Um die Eltern zu erreichen, sollen Flyer regionsweit in Kitas, Kinderarztpraxen, Kliniken, Familienbildungsstätten, Kindertagesstätten und Familienzentren ausgelegt sowie den "Willkommen-Baby"-Paketen beigelegt werden. Die Flyer informieren über die Schreiphasen der Kinder, geben praktische Tipps zum Umgang mit schreienden Babys und was Eltern in belastenden Situationen für sich selbst tun können: den Säugling sicher ablegen, den Raum verlassen, tief durchatmen, Hilfe holen. Außerdem vermitteln die Flyer und Poster Anlaufstellen für schnelle Hilfe, wie die Jugend- und Familienberatung der Landeshauptstadt, die Familien- und Erziehungsberatungsstellen der Region, das Winnicott-Institut oder niedergelassene Kinderärztinnen und Kinderärzte. Über einen QR-Code können Hilfeangebote direkt abgerufen werden. Zudem informieren Spots in den Üstra-Stationen über die Risiken des Schütteltraumas.
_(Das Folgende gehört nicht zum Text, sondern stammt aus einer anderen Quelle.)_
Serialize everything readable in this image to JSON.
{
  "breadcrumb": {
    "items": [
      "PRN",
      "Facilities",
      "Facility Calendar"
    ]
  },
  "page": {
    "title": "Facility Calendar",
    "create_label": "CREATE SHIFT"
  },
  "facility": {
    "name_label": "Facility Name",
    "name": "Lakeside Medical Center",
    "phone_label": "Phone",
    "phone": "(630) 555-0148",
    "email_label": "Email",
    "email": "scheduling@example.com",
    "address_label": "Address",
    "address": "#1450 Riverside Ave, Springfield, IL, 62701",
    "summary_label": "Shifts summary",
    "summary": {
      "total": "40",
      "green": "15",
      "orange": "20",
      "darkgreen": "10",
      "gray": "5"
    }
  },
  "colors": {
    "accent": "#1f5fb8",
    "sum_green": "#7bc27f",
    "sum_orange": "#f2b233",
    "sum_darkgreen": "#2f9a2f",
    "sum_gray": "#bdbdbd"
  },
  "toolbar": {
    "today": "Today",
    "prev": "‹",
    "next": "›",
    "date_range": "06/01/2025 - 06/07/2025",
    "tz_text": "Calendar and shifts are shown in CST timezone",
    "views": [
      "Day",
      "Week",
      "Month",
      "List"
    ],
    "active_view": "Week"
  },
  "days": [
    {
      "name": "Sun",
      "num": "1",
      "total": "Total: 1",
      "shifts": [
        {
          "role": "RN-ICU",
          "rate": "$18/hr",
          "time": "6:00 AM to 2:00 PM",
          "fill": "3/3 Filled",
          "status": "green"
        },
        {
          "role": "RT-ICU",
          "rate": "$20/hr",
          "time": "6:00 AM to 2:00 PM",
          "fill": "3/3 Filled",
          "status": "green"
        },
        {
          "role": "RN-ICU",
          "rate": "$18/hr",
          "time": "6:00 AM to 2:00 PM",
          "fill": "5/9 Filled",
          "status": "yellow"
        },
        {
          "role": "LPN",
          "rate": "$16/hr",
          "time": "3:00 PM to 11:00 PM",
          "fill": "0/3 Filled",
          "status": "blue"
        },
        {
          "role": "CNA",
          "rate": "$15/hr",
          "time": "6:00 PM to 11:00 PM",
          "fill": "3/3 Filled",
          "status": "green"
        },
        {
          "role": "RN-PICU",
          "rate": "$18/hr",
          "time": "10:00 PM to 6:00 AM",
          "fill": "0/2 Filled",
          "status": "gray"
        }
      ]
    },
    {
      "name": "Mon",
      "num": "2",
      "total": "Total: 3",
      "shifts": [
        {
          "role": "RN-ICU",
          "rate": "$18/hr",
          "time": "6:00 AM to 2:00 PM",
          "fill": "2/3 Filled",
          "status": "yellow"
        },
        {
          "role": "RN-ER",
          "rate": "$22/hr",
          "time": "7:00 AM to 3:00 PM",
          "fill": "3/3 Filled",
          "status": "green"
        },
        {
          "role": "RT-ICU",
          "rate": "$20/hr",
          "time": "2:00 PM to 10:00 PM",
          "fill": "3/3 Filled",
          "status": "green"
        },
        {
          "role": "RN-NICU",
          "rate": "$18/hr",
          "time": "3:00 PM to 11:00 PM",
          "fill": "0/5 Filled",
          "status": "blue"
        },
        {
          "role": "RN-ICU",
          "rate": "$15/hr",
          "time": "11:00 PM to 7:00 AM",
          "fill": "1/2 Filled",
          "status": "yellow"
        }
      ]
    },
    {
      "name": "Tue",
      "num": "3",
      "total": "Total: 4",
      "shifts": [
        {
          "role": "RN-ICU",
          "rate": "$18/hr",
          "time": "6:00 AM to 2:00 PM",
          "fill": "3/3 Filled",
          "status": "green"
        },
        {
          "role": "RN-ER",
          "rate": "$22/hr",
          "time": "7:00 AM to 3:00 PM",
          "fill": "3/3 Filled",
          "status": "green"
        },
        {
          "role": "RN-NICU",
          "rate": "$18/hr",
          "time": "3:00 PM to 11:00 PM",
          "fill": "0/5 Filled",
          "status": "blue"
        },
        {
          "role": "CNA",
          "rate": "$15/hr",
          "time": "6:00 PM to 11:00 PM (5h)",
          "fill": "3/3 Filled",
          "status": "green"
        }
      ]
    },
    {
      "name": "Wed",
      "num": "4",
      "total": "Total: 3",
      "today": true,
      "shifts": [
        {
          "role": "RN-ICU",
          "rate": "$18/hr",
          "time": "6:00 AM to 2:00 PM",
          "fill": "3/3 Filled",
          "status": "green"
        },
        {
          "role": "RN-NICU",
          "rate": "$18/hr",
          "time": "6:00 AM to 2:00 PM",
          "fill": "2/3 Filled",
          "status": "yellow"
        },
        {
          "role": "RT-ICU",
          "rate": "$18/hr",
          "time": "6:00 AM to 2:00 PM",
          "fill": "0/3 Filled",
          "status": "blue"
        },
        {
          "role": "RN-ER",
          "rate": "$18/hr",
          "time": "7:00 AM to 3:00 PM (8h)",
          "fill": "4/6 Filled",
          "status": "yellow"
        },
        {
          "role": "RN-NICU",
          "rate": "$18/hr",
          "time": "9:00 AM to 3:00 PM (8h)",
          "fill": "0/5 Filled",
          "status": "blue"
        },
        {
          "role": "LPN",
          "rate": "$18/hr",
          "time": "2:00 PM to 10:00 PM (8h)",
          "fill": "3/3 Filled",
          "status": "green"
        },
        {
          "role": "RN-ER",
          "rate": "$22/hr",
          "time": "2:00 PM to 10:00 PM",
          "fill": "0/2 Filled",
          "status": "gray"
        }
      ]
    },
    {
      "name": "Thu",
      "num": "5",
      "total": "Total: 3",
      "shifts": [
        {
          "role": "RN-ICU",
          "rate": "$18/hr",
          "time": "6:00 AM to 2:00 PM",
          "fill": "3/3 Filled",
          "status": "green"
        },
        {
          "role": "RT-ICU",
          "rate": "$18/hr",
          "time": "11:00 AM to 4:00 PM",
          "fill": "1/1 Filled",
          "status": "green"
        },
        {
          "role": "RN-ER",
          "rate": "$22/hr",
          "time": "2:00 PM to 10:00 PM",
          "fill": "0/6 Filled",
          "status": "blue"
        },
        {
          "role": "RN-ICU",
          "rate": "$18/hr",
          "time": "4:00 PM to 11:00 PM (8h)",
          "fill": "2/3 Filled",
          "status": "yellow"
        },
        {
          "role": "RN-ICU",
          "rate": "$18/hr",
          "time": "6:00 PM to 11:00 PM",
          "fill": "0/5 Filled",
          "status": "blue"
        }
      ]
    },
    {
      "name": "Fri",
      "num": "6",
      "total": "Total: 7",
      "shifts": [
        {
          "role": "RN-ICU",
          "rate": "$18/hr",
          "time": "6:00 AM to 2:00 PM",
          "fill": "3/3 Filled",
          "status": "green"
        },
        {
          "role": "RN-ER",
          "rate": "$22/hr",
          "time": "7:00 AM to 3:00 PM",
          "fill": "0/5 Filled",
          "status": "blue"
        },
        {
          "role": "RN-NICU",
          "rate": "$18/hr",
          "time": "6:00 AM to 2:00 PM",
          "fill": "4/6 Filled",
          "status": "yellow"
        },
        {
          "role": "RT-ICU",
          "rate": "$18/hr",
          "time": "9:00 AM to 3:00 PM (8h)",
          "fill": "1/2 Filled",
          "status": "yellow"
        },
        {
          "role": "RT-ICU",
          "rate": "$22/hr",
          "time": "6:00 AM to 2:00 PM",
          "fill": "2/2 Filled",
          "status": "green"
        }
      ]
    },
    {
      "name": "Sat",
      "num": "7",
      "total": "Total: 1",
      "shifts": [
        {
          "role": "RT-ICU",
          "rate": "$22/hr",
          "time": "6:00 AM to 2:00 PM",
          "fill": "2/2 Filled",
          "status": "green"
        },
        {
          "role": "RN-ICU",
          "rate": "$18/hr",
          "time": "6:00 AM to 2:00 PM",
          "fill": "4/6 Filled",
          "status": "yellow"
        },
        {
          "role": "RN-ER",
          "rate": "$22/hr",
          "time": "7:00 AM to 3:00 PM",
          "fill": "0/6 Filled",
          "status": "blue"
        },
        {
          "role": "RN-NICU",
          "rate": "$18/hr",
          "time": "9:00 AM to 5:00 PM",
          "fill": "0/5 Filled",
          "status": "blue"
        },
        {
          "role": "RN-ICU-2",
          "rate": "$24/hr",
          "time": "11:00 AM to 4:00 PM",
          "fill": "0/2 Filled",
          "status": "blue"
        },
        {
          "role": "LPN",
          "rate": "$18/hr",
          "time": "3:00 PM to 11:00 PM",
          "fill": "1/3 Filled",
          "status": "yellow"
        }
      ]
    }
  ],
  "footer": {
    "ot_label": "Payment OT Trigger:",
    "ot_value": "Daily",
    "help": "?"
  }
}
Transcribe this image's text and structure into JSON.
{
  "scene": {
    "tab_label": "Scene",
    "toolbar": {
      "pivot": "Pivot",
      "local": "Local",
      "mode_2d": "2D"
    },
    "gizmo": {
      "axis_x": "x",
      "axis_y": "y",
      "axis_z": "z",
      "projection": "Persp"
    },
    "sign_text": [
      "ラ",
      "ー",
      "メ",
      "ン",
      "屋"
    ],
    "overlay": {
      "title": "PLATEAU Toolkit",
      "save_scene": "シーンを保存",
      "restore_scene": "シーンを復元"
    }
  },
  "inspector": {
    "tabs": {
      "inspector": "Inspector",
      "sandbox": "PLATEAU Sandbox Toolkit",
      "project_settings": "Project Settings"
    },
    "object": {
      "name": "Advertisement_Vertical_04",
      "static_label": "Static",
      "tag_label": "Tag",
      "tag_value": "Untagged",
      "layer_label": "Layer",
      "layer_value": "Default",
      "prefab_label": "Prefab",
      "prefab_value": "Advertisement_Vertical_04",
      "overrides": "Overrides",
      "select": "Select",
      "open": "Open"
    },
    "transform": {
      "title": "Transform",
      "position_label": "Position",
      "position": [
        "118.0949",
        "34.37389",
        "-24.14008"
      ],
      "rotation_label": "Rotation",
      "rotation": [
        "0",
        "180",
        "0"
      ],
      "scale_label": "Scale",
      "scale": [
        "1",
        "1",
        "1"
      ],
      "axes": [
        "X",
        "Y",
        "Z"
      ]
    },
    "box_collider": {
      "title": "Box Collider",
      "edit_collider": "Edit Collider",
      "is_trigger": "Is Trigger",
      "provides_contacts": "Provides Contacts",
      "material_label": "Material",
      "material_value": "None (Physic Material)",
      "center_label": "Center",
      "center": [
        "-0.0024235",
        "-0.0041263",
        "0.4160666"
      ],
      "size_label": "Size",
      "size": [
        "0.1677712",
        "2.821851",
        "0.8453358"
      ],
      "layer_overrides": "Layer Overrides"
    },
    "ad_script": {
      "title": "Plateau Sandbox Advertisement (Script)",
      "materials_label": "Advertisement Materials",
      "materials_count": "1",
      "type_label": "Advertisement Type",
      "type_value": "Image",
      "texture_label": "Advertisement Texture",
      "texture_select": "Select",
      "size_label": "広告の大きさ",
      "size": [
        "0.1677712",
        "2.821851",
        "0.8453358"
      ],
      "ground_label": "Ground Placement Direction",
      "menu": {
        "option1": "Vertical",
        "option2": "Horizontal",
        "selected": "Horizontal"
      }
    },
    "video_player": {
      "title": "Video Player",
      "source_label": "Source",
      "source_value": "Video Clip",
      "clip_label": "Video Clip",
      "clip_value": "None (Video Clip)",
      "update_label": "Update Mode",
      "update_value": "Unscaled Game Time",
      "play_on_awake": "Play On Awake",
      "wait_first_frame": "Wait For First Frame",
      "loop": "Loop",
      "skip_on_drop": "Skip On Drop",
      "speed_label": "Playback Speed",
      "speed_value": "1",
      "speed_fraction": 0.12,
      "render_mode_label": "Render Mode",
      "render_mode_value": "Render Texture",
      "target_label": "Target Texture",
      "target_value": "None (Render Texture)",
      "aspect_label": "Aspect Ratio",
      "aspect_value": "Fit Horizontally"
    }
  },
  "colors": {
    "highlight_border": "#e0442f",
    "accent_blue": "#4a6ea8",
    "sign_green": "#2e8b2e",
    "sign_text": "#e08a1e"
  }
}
Auch Kooperationspartnerinnen und -partner, wie der Deutsche Kinderschutzbund Landesverband Niedersachsen, helfen mit, die Aufklärungskampagne und Unterstützungsangebote weitflächig zu streuen: "Man kann gar nicht genug über die Folgen des Schüttelns informieren. Aber das alleine wird Eltern nicht wirklich helfen. Eltern brauchen Kompetenzen in den Bedürfnissen von Kindern! Darüber hinaus brauchen sie Wissen und Austausch über Handlungsalternativen, wenn sie merken, dass sie in einer Situation überfordert sind und ihnen die Kontrolle entgleitet", sagt Johannes Schmidt, Landesvorsitzender Kinderschutzbund Niedersachsen.
Warum das Schütteln so gefährlich ist: Die Nackenmuskulatur von Säuglingen ist noch so schwach, dass sie ihren Kopf nicht alleine halten können. Beim Schütteln wird der Kopf unkontrolliert vor- und zurückgeworfen, wobei es zu schweren Verletzungen im Gehirn kommen kann. Rund zwei Drittel der Babys mit diagnostiziertem Schütteltrauma erleiden chronische Schäden wie Seh- und Sprachstörungen, Lern- und Entwicklungsverzögerungen, Krampfanfälle oder schwerste körperliche oder geistige Beeinträchtigungen. Nach einer ESPED-Studie des Universitätsklinikums Düsseldorf verursachen Männer – Väter (54 bis 60 Prozent), Lebenspartner der Mutter (9 Prozent) – am häufigsten das Schütteltrauma, Mütter zwischen 23 und 30 Prozent. Vielfach aus Unwissenheit um das hohe gesundheitliche Risiko – "genau dort setzt die gemeinsame Aufklärungskampagne der Region und der Landeshauptstadt an", betont Dr. Hanke.